On 2015 Aug 9 at 03UT, I downloaded the latest SWAN comet tracker maps from their website at:
SWAN is a low resolution camera on board the SOHO satellite that can detect the UV emission of comets.
There was a suspicious object located on the Leo-Coma Berenices border on images dated Aug 3 and 4.
I measured very approximate positions on these dates as well as a possible earlier detection on July 28:
                             RA           Dec
2015 July 28     11 31     + 31 30
2015 Aug 3      11 56     + 22 15
2015 Aug 4      12 05     + 20 00

That evening, I confirmed the comet photographically on 2015 August 9 at 09:11UT using a Canon 60Da + Sigma 200mm F/2.8 lens.

The comet appeared slightly condensed, of photometric magnitude 11.8, with a coma diameter of 2 arcminutes.
CBET 4136 announced the discovery on August 11 as C/2015 P3 SWAN.
The revised orbit indicated perihelion occurred on 2015 July 27 at 0.71AU.
The comet was not expected to become brighter than magnitude 11.

I visually estimated it at magnitude 11.5 at the time this image was taken.
This was my 7th SWAN comet discovery credit and second ground based confirmation (see also C/2006 M4)


6) C/2015 C2 SWAN
Independently discovered by Rob Matson. myself and Vladimir Bezugly using the SWAN comet tracker maps.

Ground based Confirmation image.

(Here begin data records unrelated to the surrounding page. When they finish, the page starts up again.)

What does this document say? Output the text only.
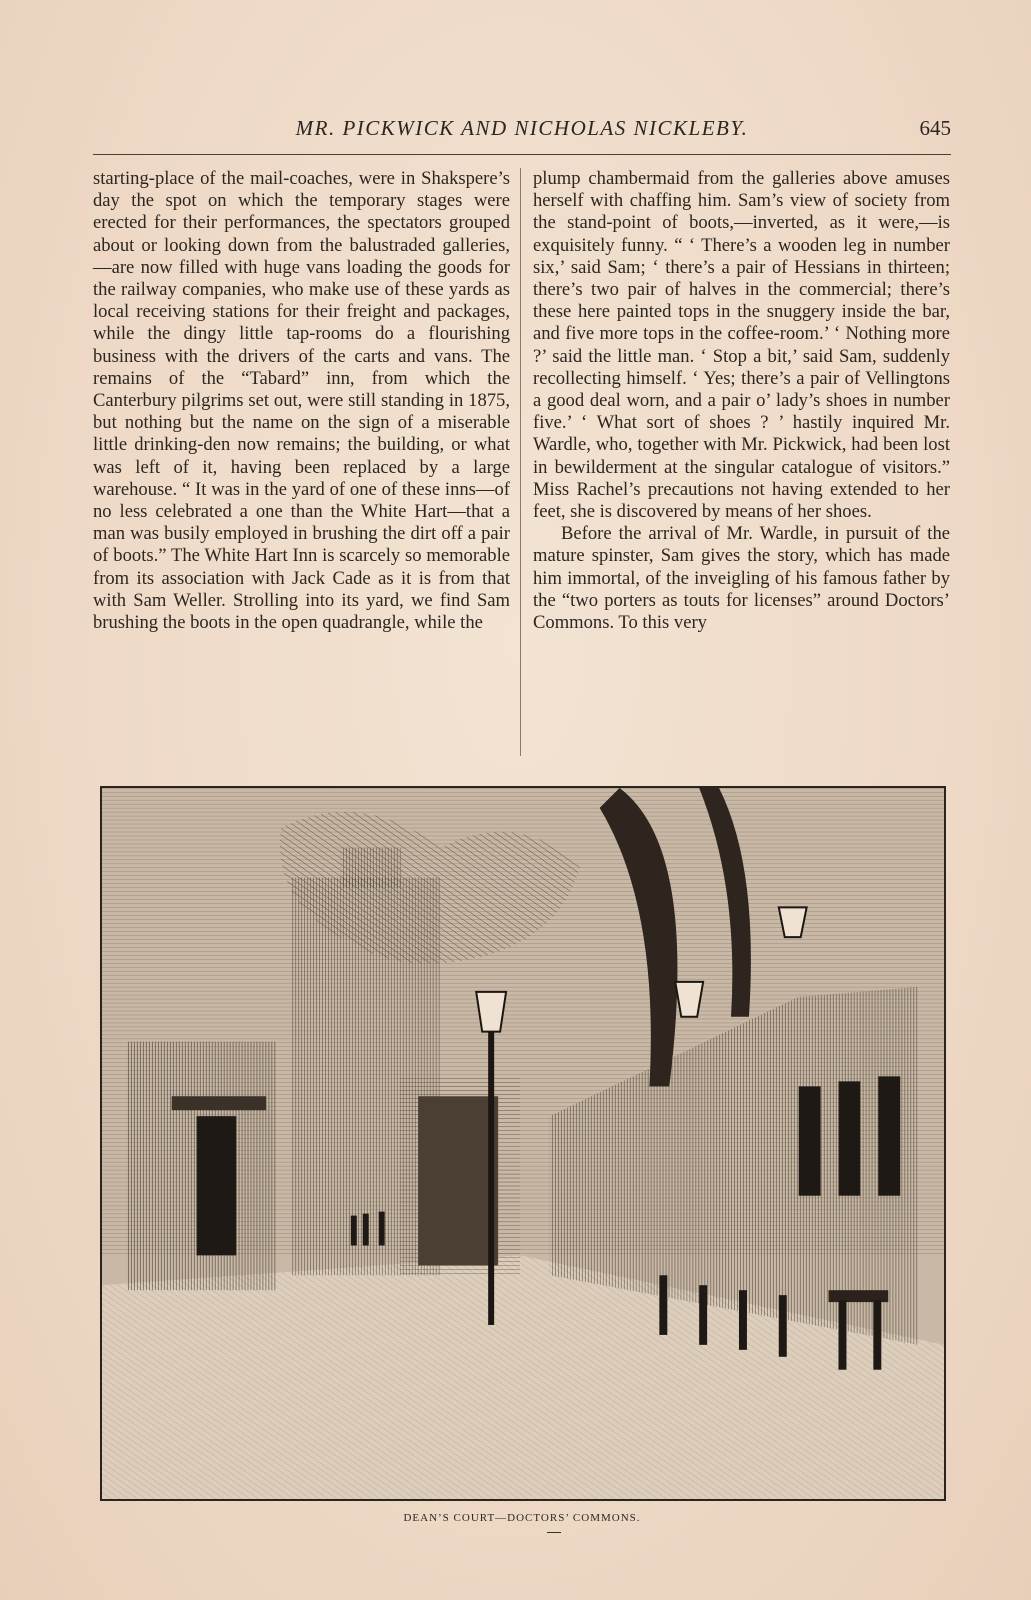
MR. PICKWICK AND NICHOLAS NICKLEBY.	645

starting-place of the mail-coaches, were in Shakspere’s day the spot on which the temporary stages were erected for their performances, the spectators grouped about or looking down from the balustraded galleries,—are now filled with huge vans loading the goods for the railway companies, who make use of these yards as local receiving stations for their freight and packages, while the dingy little tap-rooms do a flourishing business with the drivers of the carts and vans. The remains of the “Tabard” inn, from which the Canterbury pilgrims set out, were still standing in 1875, but nothing but the name on the sign of a miserable little drinking-den now remains; the building, or what was left of it, having been replaced by a large warehouse. “ It was in the yard of one of these inns—of no less celebrated a one than the White Hart—that a man was busily employed in brushing the dirt off a pair of boots.” The White Hart Inn is scarcely so memorable from its association with Jack Cade as it is from that with Sam Weller. Strolling into its yard, we find Sam brushing the boots in the open quadrangle, while the

plump chambermaid from the galleries above amuses herself with chaffing him. Sam’s view of society from the stand-point of boots,—inverted, as it were,—is exquisitely funny. “ ‘ There’s a wooden leg in number six,’ said Sam; ‘ there’s a pair of Hessians in thirteen; there’s two pair of halves in the commercial; there’s these here painted tops in the snuggery inside the bar, and five more tops in the coffee-room.’ ‘ Nothing more ?’ said the little man. ‘ Stop a bit,’ said Sam, suddenly recollecting himself. ‘ Yes; there’s a pair of Vellingtons a good deal worn, and a pair o’ lady’s shoes in number five.’ ‘ What sort of shoes ? ’ hastily inquired Mr. Wardle, who, together with Mr. Pickwick, had been lost in bewilderment at the singular catalogue of visitors.” Miss Rachel’s precautions not having extended to her feet, she is discovered by means of her shoes.

Before the arrival of Mr. Wardle, in pursuit of the mature spinster, Sam gives the story, which has made him immortal, of the inveigling of his famous father by the “two porters as touts for licenses” around Doctors’ Commons. To this very

DEAN’S COURT—DOCTORS’ COMMONS.
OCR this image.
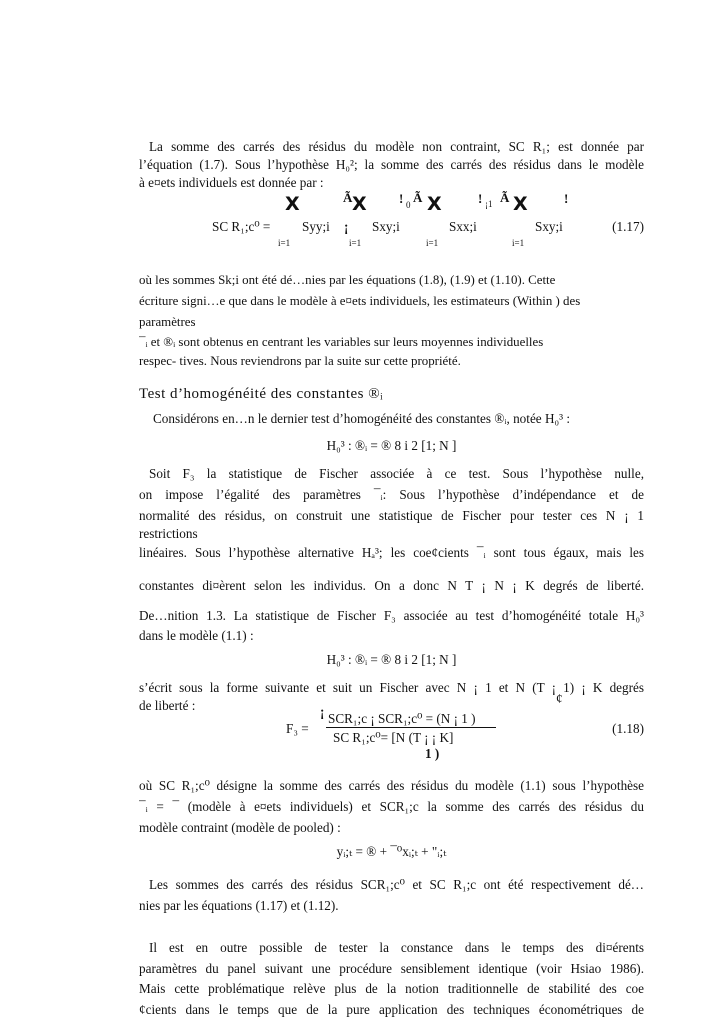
La somme des carrés des résidus du modèle non contraint, SC R₁; est donnée par
l’équation (1.7). Sous l’hypothèse H₀²; la somme des carrés des résidus dans le modèle
à e¤ets individuels est donnée par :
X	X	X	X
Ã	Ã	Ã
!	!	!
0	¡1
SC R₁;c⁰ = Syy;i ¡ Sxy;i	Sxx;i	Sxy;i	(1.17)
i=1	i=1	i=1	i=1
où les sommes Sk;i ont été dé…nies par les équations (1.8), (1.9) et (1.10). Cette
écriture signi…e que dans le modèle à e¤ets individuels, les estimateurs (Within ) des
paramètres
¯ᵢ et ®ᵢ sont obtenus en centrant les variables sur leurs moyennes individuelles
respec- tives. Nous reviendrons par la suite sur cette propriété.
Test d’homogénéité des constantes ®ᵢ
Considérons en…n le dernier test d’homogénéité des constantes ®ᵢ, notée H₀³ :
H₀³ : ®ᵢ = ® 8 i 2 [1; N ]
Soit F₃ la statistique de Fischer associée à ce test. Sous l’hypothèse nulle,
on impose l’égalité des paramètres ¯ᵢ: Sous l’hypothèse d’indépendance et de
normalité des résidus, on construit une statistique de Fischer pour tester ces N ¡ 1
restrictions
linéaires. Sous l’hypothèse alternative Hₐ³; les coe¢cients ¯ᵢ sont tous égaux, mais les
constantes di¤èrent selon les individus. On a donc N T ¡ N ¡ K degrés de liberté.
De…nition 1.3. La statistique de Fischer F₃ associée au test d’homogénéité totale H₀³
dans le modèle (1.1) :
H₀³ : ®ᵢ = ® 8 i 2 [1; N ]
s’écrit sous la forme suivante et suit un Fischer avec N ¡ 1 et N (T ¡ 1) ¡ K degrés
de liberté :	¢
¡
F₃ =
SCR₁;c ¡ SCR₁;c⁰ = (N ¡ 1 )
SC R₁;c⁰= [N (T ¡ ¡ K]
1 )
(1.18)
où SC R₁;c⁰ désigne la somme des carrés des résidus du modèle (1.1) sous l’hypothèse
¯ᵢ = ¯ (modèle à e¤ets individuels) et SCR₁;c la somme des carrés des résidus du
modèle contraint (modèle de pooled) :
yᵢ;ₜ = ® + ¯⁰xᵢ;ₜ + "ᵢ;ₜ
Les sommes des carrés des résidus SCR₁;c⁰ et SC R₁;c ont été respectivement dé…
nies par les équations (1.17) et (1.12).
Il est en outre possible de tester la constance dans le temps des di¤érents
paramètres du panel suivant une procédure sensiblement identique (voir Hsiao 1986).
Mais cette problématique relève plus de la notion traditionnelle de stabilité des coe
¢cients dans le temps que de la pure application des techniques économétriques de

Taken at 10:30UT on Feb 25.
Terry Lovejoy in Queensland confirmed the comet earlier that same evening.

2015 Feb 26.
Visual estimate of magnitude 11.5 through a 20 cm reflector at 130x.

2015 March 3.
Comet was situated at 12 degrees altitude in twilight.
It was heading northwards and only visible from the Northern Hemisphere by mid March.

5) C/2006 M4 SWAN

4) P/2005 T4  SWAN

3) C/2005 P3 SWAN

2) C/2004 V13 SWAN

1) C/2004 H6 SWAN
I detected this comet in SWAN comet tracker maps, and was the first person to observe this from the ground,
estimating it at magnitude 7.8 on the evening of 2004 May 14, through 25x100mm binoculars.
The comet was approaching conjunction, and I had to "re-discover" it in the morning sky the following week on May 21.
CCD image on 2004 May 21.85UT. 10x10 second exposures through Celestron C11 at f/3.3.
Field of view about 15' wide. Twilight interference.



In no way do these discoveries compare with the likes of Bill Bradfield or Terry Lovejoy, which is why I don't have naming rites.